Comparing and Contrasting Paris and Hector of Iliad
Hector does not express any unwillingness in being the leader of the army that defended the city of Troy, until the fated day of his death in the hands of Achilles. Paris, who is the root of it all, almost ended up with the same fate as Hector in the hands of Menelaus, the husband of Helen. By taking away Helen from Menelaus, Paris endangered the city of Troy. But Paris is evading a confrontation. Infuriated by the behavior of his brother, Hector remarks (Rieu 1950, 65):
Is this how you were when you got up a crew
And sailed overseas, hobnobbed with the warrior caste
In a foreign country and sailed off with
A beautiful woman with marriage ties to half of them?
You’re nothing but trouble for your father and your city,
A joke to your enemies and an embarrassment to yourself (Book 3. 50-56)
Thus, Paris agrees to fight and provokes Menelaus into a duel. The rewards for the champion are the Helen and the war’s finale. The fight is indecisive and only the intrusion of the deities can give the conclusion. With Aphrodite’s intrusion, Menelaus wins the duel. The war carried on. In a somewhat similar scenario, Hector confronts Achilles. Hector accidentally kills Patroclus, Achilles’s favorite friend and highly valued comrade, which deeply angered Achilles. Both Hector and Paris took away someone valuable in the lives of their foes, which then spurred the two most memorable duels in Iliad. But the way Hector deals with the challenge differs from how Paris confronts Menelaus.

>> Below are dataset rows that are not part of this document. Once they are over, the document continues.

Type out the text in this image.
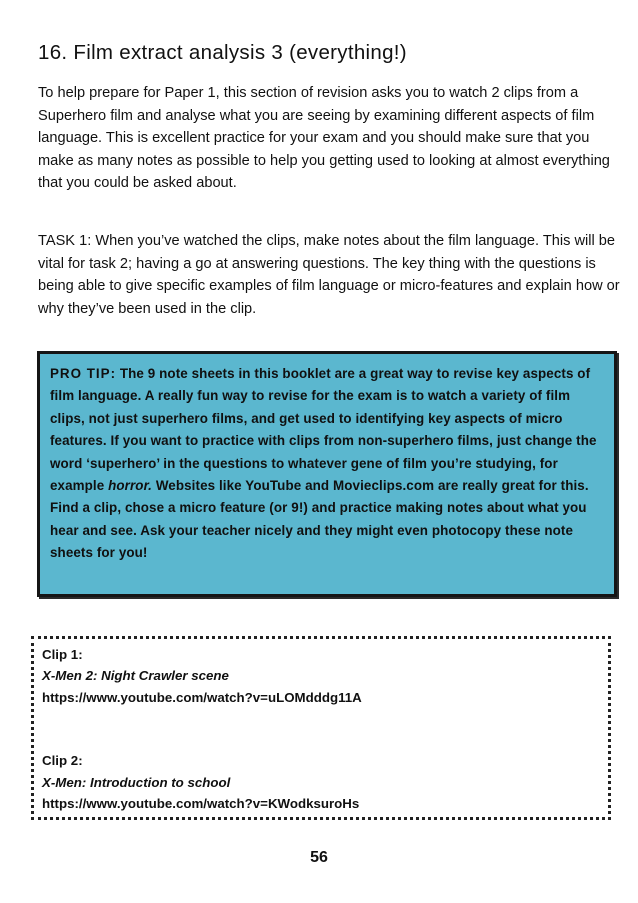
16. Film extract analysis 3 (everything!)
To help prepare for Paper 1, this section of revision asks you to watch 2 clips from a Superhero film and analyse what you are seeing by examining different aspects of film language. This is excellent practice for your exam and you should make sure that you make as many notes as possible to help you getting used to looking at almost everything that you could be asked about.
TASK 1: When you’ve watched the clips, make notes about the film language. This will be vital for task 2; having a go at answering questions. The key thing with the questions is being able to give specific examples of film language or micro-features and explain how or why they’ve been used in the clip.
PRO TIP: The 9 note sheets in this booklet are a great way to revise key aspects of film language. A really fun way to revise for the exam is to watch a variety of film clips, not just superhero films, and get used to identifying key aspects of micro features. If you want to practice with clips from non-superhero films, just change the word ‘superhero’ in the questions to whatever gene of film you’re studying, for example horror. Websites like YouTube and Movieclips.com are really great for this. Find a clip, chose a micro feature (or 9!) and practice making notes about what you hear and see. Ask your teacher nicely and they might even photocopy these note sheets for you!
Clip 1:
X-Men 2: Night Crawler scene
https://www.youtube.com/watch?v=uLOMdddg11A
Clip 2:
X-Men: Introduction to school
https://www.youtube.com/watch?v=KWodksuroHs
56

When Paris sees Menelaus approaching, he feels indescribable fear, and retreats and hides at the back of the Trojans. Hector is embarrassed seeing his brother cower in front of this enemy. So he insults Paris and provokes him to confront Menelaus. Paris then approaches the Trojan line, gripping his spear. This act is intended to show that he is not asking for a fight. King Menelaus then says (Lombardo 1997, 53):
Listen to me, for this is my affair. It is well that the Greeks and Trojans should be at peace, for there is no quarrel between them. Let me and Paris fight together, and let him of us two, be slain whose fate it is to die. And now let us make a sacrifice to the gods, and swear a great oath over it that we will keep to our agreement. Only let King Priam himself come and offer the sacrifice and take the oath, for he is more to be trusted than the young men his sons (Book 3.100-112).
Paris at last agrees to fight Menelaus, proclaiming that the duel will decide peace between Achaeans and Trojans. But during the fight, Paris succumbs to Menelaus and without the help of Aphrodite Paris could have died.
Similar to Paris, Hector is also provoked to a duel with Achilles. Yet, unlike Paris, Hector faces Achilles courageously. He does not give way to the persuasion of his father and wife to avoid the duel with Achilles. Hector, unlike Paris, who refuses to take responsibility for his actions, completely redeems himself by refusing to hide behind the walls of Troy. He cannot will himself to show cowardice after seeing the deaths caused by his unwise instructions to camp outside the city’s fortifications. And lastly, unlike Paris, Hector does not receive any help from the gods which leads to his ultimate death.
Lombardo, S. Iliad. Indianapolis, IN: Hackett, 1997.
Rieu, E.V. The Iliad Books 16-18. New York: Penguin Books, 1950.